The news that the Government is planning to name and shame tax cheats has been broadly welcomed, but tax experts are calling for new legislation to remove the grey areas so there is no room for doubt.
The new rules include greater access to information from tax avoidance schemes to identify customers and warn wealthy individuals over their actions.
Another proposal would see tax avoidance providers that have broken the rules being forced to reveal details of their schemes.
The move follows a wave of revelations about the financial loopholes used by the rich and famous to legally side-step hefty tax bills.
Last month comedian Jimmy Carr admitted to making a “terrible error of judgment” after it emerged he used a complex scheme to reduce his tax bill.
The K2 tax-avoidance scheme he is said to have used enables members to pay income tax rates as low as one per cent.
Mr Carr was criticised by Prime Minister David Cameron who said his use of an offshore tax scheme was “morally wrong”.
Research from the Tax Justice Network estimates that rich individuals around the world have exploited loopholes in different nations’ tax regimes to shelter as much as $20 trillion (£12.7 trillion) in wealth from tax authorities.
Tax avoidance represents nearly 14 per cent of the UK tax gap, according to the Treasury.
Treasury Minister David Gauke said: “We are building on the work we have already done to make life difficult for those who artificially and aggressively reduce their tax bills.
“These schemes damage our ability to fund public services and provide support to those who need it.”
He told the Policy Exchange think tank that scheme operators will be “named and shamed” for sharp practice.
Officials often hit a dead end when investigating schemes that are based off-shore, but under the proposals UK promoters will be made to hand over customer databases.
That information will be used to formally warn clients directly about the deals they have signed up to and to work out how much tax they owe if the scheme fails.
Under the reforms, which will go out to consultation, a promoter who has been penalised for not complying with the rules will also have to provide extra information to HMRC on all of their schemes, not just the one they were reprimanded for.
“These schemes harm businesses by distorting competition,” said Mr Gauke.
“They damage public confidence.

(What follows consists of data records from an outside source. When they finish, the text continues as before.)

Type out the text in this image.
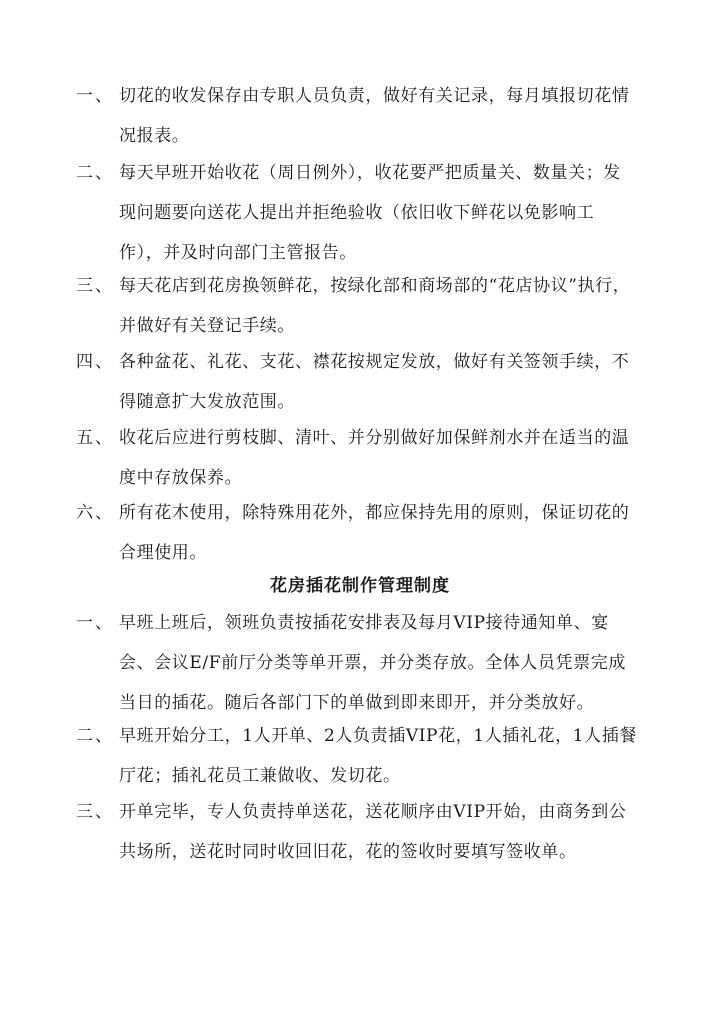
一、 切花的收发保存由专职人员负责，做好有关记录，每月填报切花情况报表。
二、 每天早班开始收花（周日例外），收花要严把质量关、数量关；发现问题要向送花人提出并拒绝验收（依旧收下鲜花以免影响工作），并及时向部门主管报告。
三、 每天花店到花房换领鲜花，按绿化部和商场部的“花店协议”执行，并做好有关登记手续。
四、 各种盆花、礼花、支花、襟花按规定发放，做好有关签领手续，不得随意扩大发放范围。
五、 收花后应进行剪枝脚、清叶、并分别做好加保鲜剂水并在适当的温度中存放保养。
六、 所有花木使用，除特殊用花外，都应保持先用的原则，保证切花的合理使用。
花房插花制作管理制度
一、 早班上班后，领班负责按插花安排表及每月VIP接待通知单、宴会、会议E/F前厅分类等单开票，并分类存放。全体人员凭票完成当日的插花。随后各部门下的单做到即来即开，并分类放好。
二、 早班开始分工，1人开单、2人负责插VIP花，1人插礼花，1人插餐厅花；插礼花员工兼做收、发切花。
三、 开单完毕，专人负责持单送花，送花顺序由VIP开始，由商务到公共场所，送花时同时收回旧花，花的签收时要填写签收单。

And they undermine the actions of the vast majority of taxpayers, who pay more in tax as a consequence of others enjoying a free ride.”
Tom Roseff, senior tax manager at Harrogate-based accountancy firm Saffery Champness said: “We’d agree that toughening up the rules is no bad thing, but it needs to be dealt with with legislation.
“Tax avoidance is a broad spectrum and the issue is where to draw the line. The onus should be on the Treasury to change legislation.”
Matthew Sinclair, chief executive of the TaxPayers’ Alliance agreed: “The Government is right to act to ensure that everyone pays their fair share of tax, but new powers to uncover specific abuses are a poor substitute for serious reform of the tax system so that there are fewer loopholes.”
Mr Roseff believes the vast majority of taxpayers want to operate within the law.
“They’re not interested in anything racy. They want compliance. That’s why they knock on our door,” he said.
“We need clear guidance as there are too many grey areas.”
Mr Roseff said that any changes must not make life so onerous for the rich that they consider moving abroad.
“If the UK is to compete effectively we need wealthy individuals here. We need a competitive tax regime to encourage people to stay in the UK,” he said.
Mr Sinclair believes that Ministers need to be more realistic about HMRC’s ability to clamp down at a time when its resources are stretched simply administering “hideously complicated” taxes.
“With a better tax system, HMRC staff can focus their attention on tackling those who are abusing the system. Proper reforms can ensure that everyone pays no more, and no less, than their fair share,” he added.
Like many tax advisers, Mr Roseff would welcome a change in the law to make it clear what is legal and what isn’t.
“It can be incredibly frustrating as there is a horrible moral blurring. We don’t want to advise clients on morals. If I wanted to do that I’d be a priest,” he said.